I think what makes this interesting is that two people did this sans
electronics; or maybe not (it could have been done electronically). If i
knew which track(s) i would love to listen to it for that property.

?-)
I am fairly convinced that most of it is down to clever post production
electronic sound engineering with then state of the art gear. If you
want to decide for your self try the album Arrival 1977 which sparkles
whereas their live performances at the time were described as "Boring".

http://music.wikia.com/wiki/ABBA

The MP3 samples on Amazon are not technically that good at fairly low
bit rates but should show it if you listen to any of samples

2 Dancing Queen
5 Knowing me, Knowing you
11 Fernando

Which have all got slow sustained bits with the girls voices relatively
strong and clearly showing the feature he describes. I still think it is
close miked and tweaked in post production. They were at the time
legendary for very clever studio work in the "Wall of Sound" vein.

I couldn't find anything useful about how it was done technically.
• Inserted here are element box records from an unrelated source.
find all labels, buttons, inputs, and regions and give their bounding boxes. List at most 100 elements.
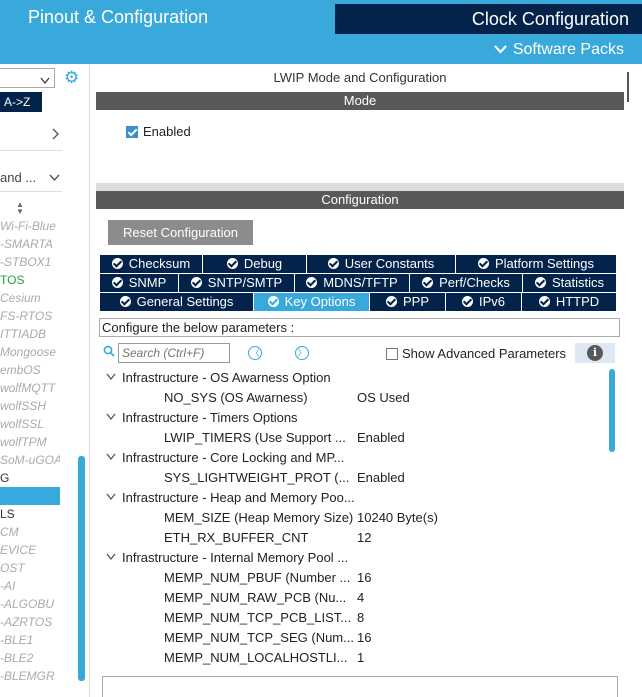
tab-label: Debug — [243, 256, 283, 271]
sidebar-item[interactable]: G — [0, 469, 60, 487]
divider — [0, 150, 62, 151]
enabled-checkbox-row[interactable]: Enabled — [126, 123, 191, 140]
sidebar-item[interactable]: Wi-Fi-Blue — [0, 217, 60, 235]
tab-sntp-smtp[interactable]: SNTP/SMTP — [179, 274, 295, 292]
sidebar-item[interactable]: -BLE2 — [0, 649, 60, 667]
chevron-down-icon[interactable] — [106, 368, 116, 388]
parameter-value[interactable]: 1 — [357, 648, 364, 668]
tab-key-options[interactable]: Key Options — [254, 293, 370, 311]
sidebar-item[interactable]: wolfSSH — [0, 397, 60, 415]
software-packs-menu[interactable]: Software Packs — [494, 40, 624, 60]
search-input[interactable] — [118, 343, 230, 363]
tree-group[interactable]: Infrastructure - Timers Options — [106, 408, 298, 428]
parameter-value[interactable]: OS Used — [357, 388, 410, 408]
tree-parameter-row[interactable]: MEMP_NUM_PBUF (Number ... 16 — [164, 568, 371, 588]
tree-parameter-row[interactable]: MEMP_NUM_LOCALHOSTLI... 1 — [164, 648, 364, 668]
parameter-tree-scrollbar[interactable] — [609, 369, 615, 452]
parameter-value[interactable]: 16 — [357, 628, 371, 648]
tab-clock-configuration[interactable]: Clock Configuration — [335, 4, 642, 34]
sidebar-item[interactable]: Mongoose — [0, 343, 60, 361]
tab-ipv6[interactable]: IPv6 — [446, 293, 522, 311]
tree-group[interactable]: Infrastructure - OS Awarness Option — [106, 368, 331, 388]
tree-group-label: Infrastructure - OS Awarness Option — [122, 370, 331, 385]
sidebar-item[interactable]: wolfSSL — [0, 415, 60, 433]
sidebar-item[interactable]: -ALGOBU — [0, 595, 60, 613]
chevron-down-icon — [494, 40, 507, 60]
parameter-value[interactable]: 10240 Byte(s) — [357, 508, 438, 528]
category-select[interactable] — [0, 68, 55, 88]
sidebar-item[interactable]: TOS — [0, 271, 60, 289]
sidebar-item[interactable]: -AZRTOS — [0, 613, 60, 631]
config-tab-row-3: General Settings Key Options PPP IPv6 HT… — [100, 293, 616, 311]
tree-group[interactable]: Infrastructure - Core Locking and MP... — [106, 448, 344, 468]
enabled-label: Enabled — [143, 123, 191, 139]
splitter-handle[interactable] — [627, 72, 629, 102]
tree-parameter-row[interactable]: MEMP_NUM_RAW_PCB (Nu... 4 — [164, 588, 364, 608]
sidebar-item[interactable]: OST — [0, 559, 60, 577]
sidebar-item[interactable]: FS-RTOS — [0, 307, 60, 325]
tree-group-label: Infrastructure - Heap and Memory Poo... — [122, 490, 355, 505]
tree-parameter-row[interactable]: MEMP_NUM_TCP_SEG (Num... 16 — [164, 628, 371, 648]
sidebar-item[interactable]: embOS — [0, 361, 60, 379]
chevron-down-icon[interactable] — [106, 548, 116, 568]
search-previous-button[interactable]: 〈 — [248, 346, 262, 360]
chevron-down-icon[interactable] — [106, 488, 116, 508]
tree-group[interactable]: Infrastructure - Heap and Memory Poo... — [106, 488, 355, 508]
sidebar-expand-row[interactable] — [0, 128, 60, 146]
tab-ppp[interactable]: PPP — [370, 293, 446, 311]
tab-snmp[interactable]: SNMP — [100, 274, 179, 292]
sidebar-item[interactable]: -AI — [0, 577, 60, 595]
tree-group[interactable]: Infrastructure - Internal Memory Pool ..… — [106, 548, 348, 568]
tree-parameter-row[interactable]: ETH_RX_BUFFER_CNT 12 — [164, 528, 371, 548]
sidebar-scrollbar[interactable] — [78, 456, 85, 681]
parameter-value[interactable]: 8 — [357, 608, 364, 628]
tab-checksum[interactable]: Checksum — [100, 255, 203, 273]
sidebar-item[interactable]: EVICE — [0, 541, 60, 559]
tree-parameter-row[interactable]: MEM_SIZE (Heap Memory Size) 10240 Byte(s) — [164, 508, 438, 528]
chevron-down-icon[interactable] — [106, 448, 116, 468]
sidebar-item[interactable]: ITTIADB — [0, 325, 60, 343]
tab-perf-checks[interactable]: Perf/Checks — [410, 274, 523, 292]
parameter-value[interactable]: 16 — [357, 568, 371, 588]
chevron-down-icon[interactable] — [106, 408, 116, 428]
parameter-search-bar: 〈 〉 Show Advanced Parameters i — [103, 343, 618, 365]
info-box[interactable]: i — [575, 343, 615, 363]
tab-debug[interactable]: Debug — [203, 255, 307, 273]
parameter-value[interactable]: 4 — [357, 588, 364, 608]
sidebar-item[interactable]: SoM-uGOA — [0, 451, 60, 469]
parameter-value[interactable]: Enabled — [357, 428, 405, 448]
sidebar-item[interactable]: wolfMQTT — [0, 379, 60, 397]
sidebar-item[interactable]: LS — [0, 505, 60, 523]
show-advanced-checkbox[interactable] — [386, 347, 398, 360]
parameter-value[interactable]: 12 — [357, 528, 371, 548]
config-tab-row-2: SNMP SNTP/SMTP MDNS/TFTP Perf/Checks Sta… — [100, 274, 616, 292]
reset-configuration-button[interactable]: Reset Configuration — [108, 220, 253, 245]
sidebar-item[interactable]: -SMARTA — [0, 235, 60, 253]
search-next-button[interactable]: 〉 — [295, 346, 309, 360]
sidebar-item[interactable]: -BLEMGR — [0, 667, 60, 685]
tree-parameter-row[interactable]: SYS_LIGHTWEIGHT_PROT (... Enabled — [164, 468, 405, 488]
enabled-checkbox[interactable] — [126, 125, 138, 138]
tab-pinout-configuration[interactable]: Pinout & Configuration — [0, 0, 335, 34]
sidebar-category-row[interactable]: and ... — [0, 169, 60, 187]
tab-user-constants[interactable]: User Constants — [307, 255, 456, 273]
sidebar-item[interactable]: -STBOX1 — [0, 253, 60, 271]
sidebar-item[interactable]: CM — [0, 523, 60, 541]
tree-parameter-row[interactable]: LWIP_TIMERS (Use Support ... Enabled — [164, 428, 405, 448]
show-advanced-row[interactable]: Show Advanced Parameters — [386, 345, 566, 362]
sidebar-item[interactable]: wolfTPM — [0, 433, 60, 451]
sort-arrows-icon[interactable]: ▲ ▼ — [16, 201, 24, 216]
tree-parameter-row[interactable]: MEMP_NUM_TCP_PCB_LIST... 8 — [164, 608, 364, 628]
tab-general-settings[interactable]: General Settings — [100, 293, 254, 311]
tab-mdns-tftp[interactable]: MDNS/TFTP — [295, 274, 410, 292]
tab-statistics[interactable]: Statistics — [523, 274, 616, 292]
tab-platform-settings[interactable]: Platform Settings — [456, 255, 616, 273]
tab-httpd[interactable]: HTTPD — [522, 293, 616, 311]
parameter-value[interactable]: Enabled — [357, 468, 405, 488]
sort-az-button[interactable]: A->Z — [0, 92, 42, 112]
sidebar-item[interactable]: Cesium — [0, 289, 60, 307]
sidebar-item[interactable] — [0, 487, 60, 505]
tree-parameter-row[interactable]: NO_SYS (OS Awarness) OS Used — [164, 388, 410, 408]
gear-icon[interactable]: ⚙ — [64, 68, 79, 88]
sidebar-item[interactable]: -BLE1 — [0, 631, 60, 649]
Maybe
someone who can read Swedish could perhaps fill in the gaps.

--
Regards,
Martin Brown
 
On Fri, 01 Feb 2013 13:58:56 +0800, Dennis <none@null.net.au> wrote:

On 1/02/2013 12:45 PM, John Larkin wrote:
On Fri, 01 Feb 2013 10:39:08 +0800, Dennis <none@null.net.au> wrote:

Saw this advert - shower head with LEDs to illuminate the water stream,
coulour indicates temperature.

Supposedly without batteries or external power.

"No batteries and external power supply needed.
The color change tells you the water temperature.
Bright LED light.
Approved by CE & RoHS certificates.
Electricity is generated by hydraulic mechanism."
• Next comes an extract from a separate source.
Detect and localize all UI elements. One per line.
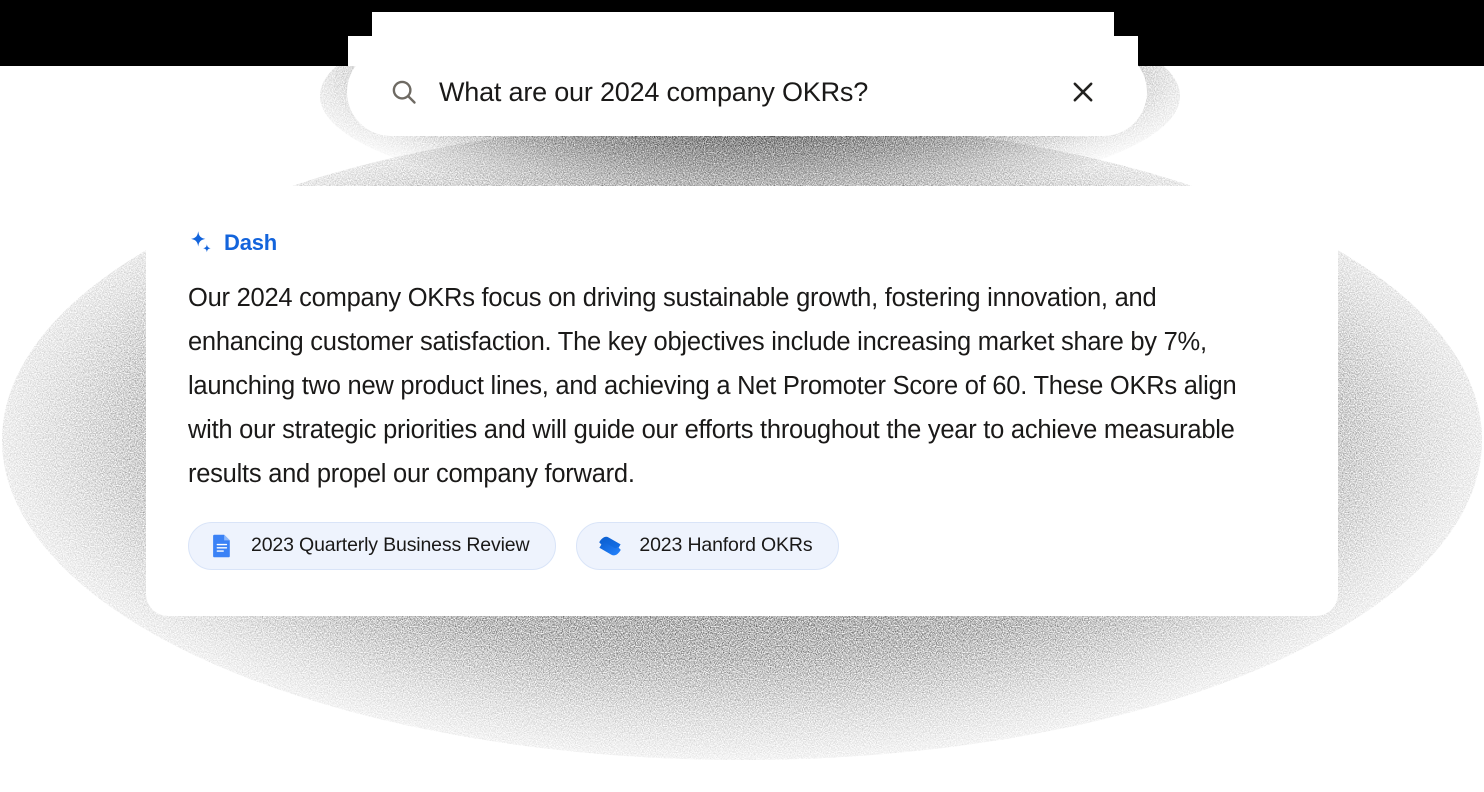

I wonder what mecahnism they use to generate the power & if it really is
as bright as the marketing pictures depict!


No doubt they will make a few dollars out of it!




You could in theory have a shower head that delivered 50 watts or so of
electrical power from the pressure drop.




Yeah you could but how would you do it in a consumer product flogged for
$10.

Found a video here, doesn't look as bright as in the advert:
http://www.youtube.com/watch?v=gG1ZDpPA5l4

In an apartment, where the water is free, one could use such a device
to generate some of their electrical need. Wasting much free water, of
course. But folks do that all the time these days.
 
On a sunny day (Fri, 01 Feb 2013 10:39:08 +0800) it happened Dennis
<none@null.net.au> wrote in <i5edndP9R5Ytt5bMnZ2dnUVZ_vmdnZ2d@westnet.com.au>:

Saw this advert - shower head with LEDs to illuminate the water stream,
coulour indicates temperature.

http://www.coolproductsusa.com/shop/led-shower-head-with-temperature-sensor/?fb_action_ids=3921615035746&fb_action_types=og.like
s&fb_source=hovercard&fb_aggregation_id=246965925417366


Supposedly without batteries or external power.
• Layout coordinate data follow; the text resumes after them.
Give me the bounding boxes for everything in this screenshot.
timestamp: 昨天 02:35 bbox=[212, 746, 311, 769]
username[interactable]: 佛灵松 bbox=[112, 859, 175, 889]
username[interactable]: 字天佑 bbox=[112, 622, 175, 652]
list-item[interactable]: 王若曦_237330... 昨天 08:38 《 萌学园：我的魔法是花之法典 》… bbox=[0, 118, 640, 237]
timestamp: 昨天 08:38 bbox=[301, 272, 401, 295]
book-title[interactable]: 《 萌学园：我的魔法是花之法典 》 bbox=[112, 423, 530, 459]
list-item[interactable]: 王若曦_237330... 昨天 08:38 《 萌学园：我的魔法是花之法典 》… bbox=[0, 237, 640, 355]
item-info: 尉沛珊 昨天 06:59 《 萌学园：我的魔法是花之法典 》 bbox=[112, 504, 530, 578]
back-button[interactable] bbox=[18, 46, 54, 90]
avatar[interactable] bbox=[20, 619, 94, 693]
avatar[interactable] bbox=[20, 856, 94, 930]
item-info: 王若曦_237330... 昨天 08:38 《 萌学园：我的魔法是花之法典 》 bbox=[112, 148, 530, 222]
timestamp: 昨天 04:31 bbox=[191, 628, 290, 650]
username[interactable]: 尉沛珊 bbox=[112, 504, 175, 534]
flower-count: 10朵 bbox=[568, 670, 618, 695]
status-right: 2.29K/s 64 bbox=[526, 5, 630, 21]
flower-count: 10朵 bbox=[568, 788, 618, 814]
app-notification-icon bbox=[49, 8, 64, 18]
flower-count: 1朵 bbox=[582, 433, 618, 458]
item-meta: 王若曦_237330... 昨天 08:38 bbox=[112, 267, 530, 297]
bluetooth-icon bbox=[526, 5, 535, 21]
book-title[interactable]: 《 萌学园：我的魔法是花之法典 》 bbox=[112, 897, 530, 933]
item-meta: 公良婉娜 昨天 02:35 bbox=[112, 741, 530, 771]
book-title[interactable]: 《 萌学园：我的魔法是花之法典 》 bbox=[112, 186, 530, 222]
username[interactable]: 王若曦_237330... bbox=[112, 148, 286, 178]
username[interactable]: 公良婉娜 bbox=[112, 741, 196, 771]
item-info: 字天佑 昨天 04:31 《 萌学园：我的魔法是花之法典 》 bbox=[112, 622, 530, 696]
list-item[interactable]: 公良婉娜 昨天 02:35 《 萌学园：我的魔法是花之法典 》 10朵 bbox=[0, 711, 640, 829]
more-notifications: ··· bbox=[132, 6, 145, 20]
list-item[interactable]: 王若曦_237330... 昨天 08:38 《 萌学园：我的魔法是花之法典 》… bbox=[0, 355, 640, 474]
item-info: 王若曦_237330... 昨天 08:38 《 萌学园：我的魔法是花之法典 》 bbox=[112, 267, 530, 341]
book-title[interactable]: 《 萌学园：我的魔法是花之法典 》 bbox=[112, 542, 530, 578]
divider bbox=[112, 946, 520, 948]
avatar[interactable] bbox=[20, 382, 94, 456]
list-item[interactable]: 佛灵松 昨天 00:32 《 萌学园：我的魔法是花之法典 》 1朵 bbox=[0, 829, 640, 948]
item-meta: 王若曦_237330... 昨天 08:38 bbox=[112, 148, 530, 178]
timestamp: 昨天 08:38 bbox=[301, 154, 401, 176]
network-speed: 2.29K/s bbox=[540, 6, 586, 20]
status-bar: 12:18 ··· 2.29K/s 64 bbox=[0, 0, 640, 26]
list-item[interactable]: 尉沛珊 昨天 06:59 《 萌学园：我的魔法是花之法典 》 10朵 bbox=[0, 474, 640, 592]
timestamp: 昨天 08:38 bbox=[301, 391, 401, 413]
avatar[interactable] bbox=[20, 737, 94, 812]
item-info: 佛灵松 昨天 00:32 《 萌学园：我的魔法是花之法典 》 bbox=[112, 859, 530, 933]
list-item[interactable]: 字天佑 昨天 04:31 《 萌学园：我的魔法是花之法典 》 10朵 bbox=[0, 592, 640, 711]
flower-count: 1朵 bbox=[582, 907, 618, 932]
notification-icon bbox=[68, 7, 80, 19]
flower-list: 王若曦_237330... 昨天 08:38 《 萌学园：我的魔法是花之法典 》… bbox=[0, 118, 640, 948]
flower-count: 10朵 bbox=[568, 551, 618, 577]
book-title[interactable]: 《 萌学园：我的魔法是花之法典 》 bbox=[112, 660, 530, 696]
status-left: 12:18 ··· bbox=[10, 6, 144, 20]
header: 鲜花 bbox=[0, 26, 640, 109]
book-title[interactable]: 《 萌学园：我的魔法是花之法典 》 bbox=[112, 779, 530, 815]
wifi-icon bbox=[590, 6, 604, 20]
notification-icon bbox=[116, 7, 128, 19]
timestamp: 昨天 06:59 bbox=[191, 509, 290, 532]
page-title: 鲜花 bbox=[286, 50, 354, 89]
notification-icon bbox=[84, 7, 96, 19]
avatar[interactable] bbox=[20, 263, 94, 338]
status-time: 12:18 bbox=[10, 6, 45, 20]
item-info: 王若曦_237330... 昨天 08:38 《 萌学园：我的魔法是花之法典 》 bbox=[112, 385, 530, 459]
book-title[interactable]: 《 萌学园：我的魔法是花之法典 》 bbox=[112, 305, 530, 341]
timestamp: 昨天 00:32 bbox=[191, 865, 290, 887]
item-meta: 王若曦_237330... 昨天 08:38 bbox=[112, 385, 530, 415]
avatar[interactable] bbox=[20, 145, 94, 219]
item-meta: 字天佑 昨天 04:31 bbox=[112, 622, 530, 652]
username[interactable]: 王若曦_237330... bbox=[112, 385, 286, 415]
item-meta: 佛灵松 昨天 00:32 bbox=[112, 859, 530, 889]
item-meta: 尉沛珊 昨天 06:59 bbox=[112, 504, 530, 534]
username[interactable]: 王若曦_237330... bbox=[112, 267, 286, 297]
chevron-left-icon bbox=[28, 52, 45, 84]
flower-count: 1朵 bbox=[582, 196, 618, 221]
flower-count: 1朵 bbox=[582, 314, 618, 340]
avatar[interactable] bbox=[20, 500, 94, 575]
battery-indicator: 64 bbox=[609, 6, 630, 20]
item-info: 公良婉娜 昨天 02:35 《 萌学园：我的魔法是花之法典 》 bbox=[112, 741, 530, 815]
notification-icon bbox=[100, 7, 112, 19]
"No batteries and external power supply needed.
The color change tells you the water temperature.
Bright LED light.
Approved by CE & RoHS certificates.
Electricity is generated by hydraulic mechanism."


I wonder what mecahnism they use to generate the power & if it really is
as bright as the marketing pictures depict!


No doubt they will make a few dollars out of it!
Probably some rotating turbine generator
Water pressure can do that, pity water is expensive here,
else it could replace my power company...
 
On 1/02/2013 2:30 AM, Michael A. Terrell wrote:
Spehro Pefhany wrote:

On Thu, 31 Jan 2013 16:53:54 +1100, "Phil Allison" <phil_a@tpg.com.au
wrote:


"Paul Hovnanian P.E."

TO-92 package

markings:

"650"
"B24"

** Two legs or three?


... Phil


Three legs good, two legs better.


Have you ever sat on a two legged stool? :)

If my stools had legs I'd be off to the doctor very quickly.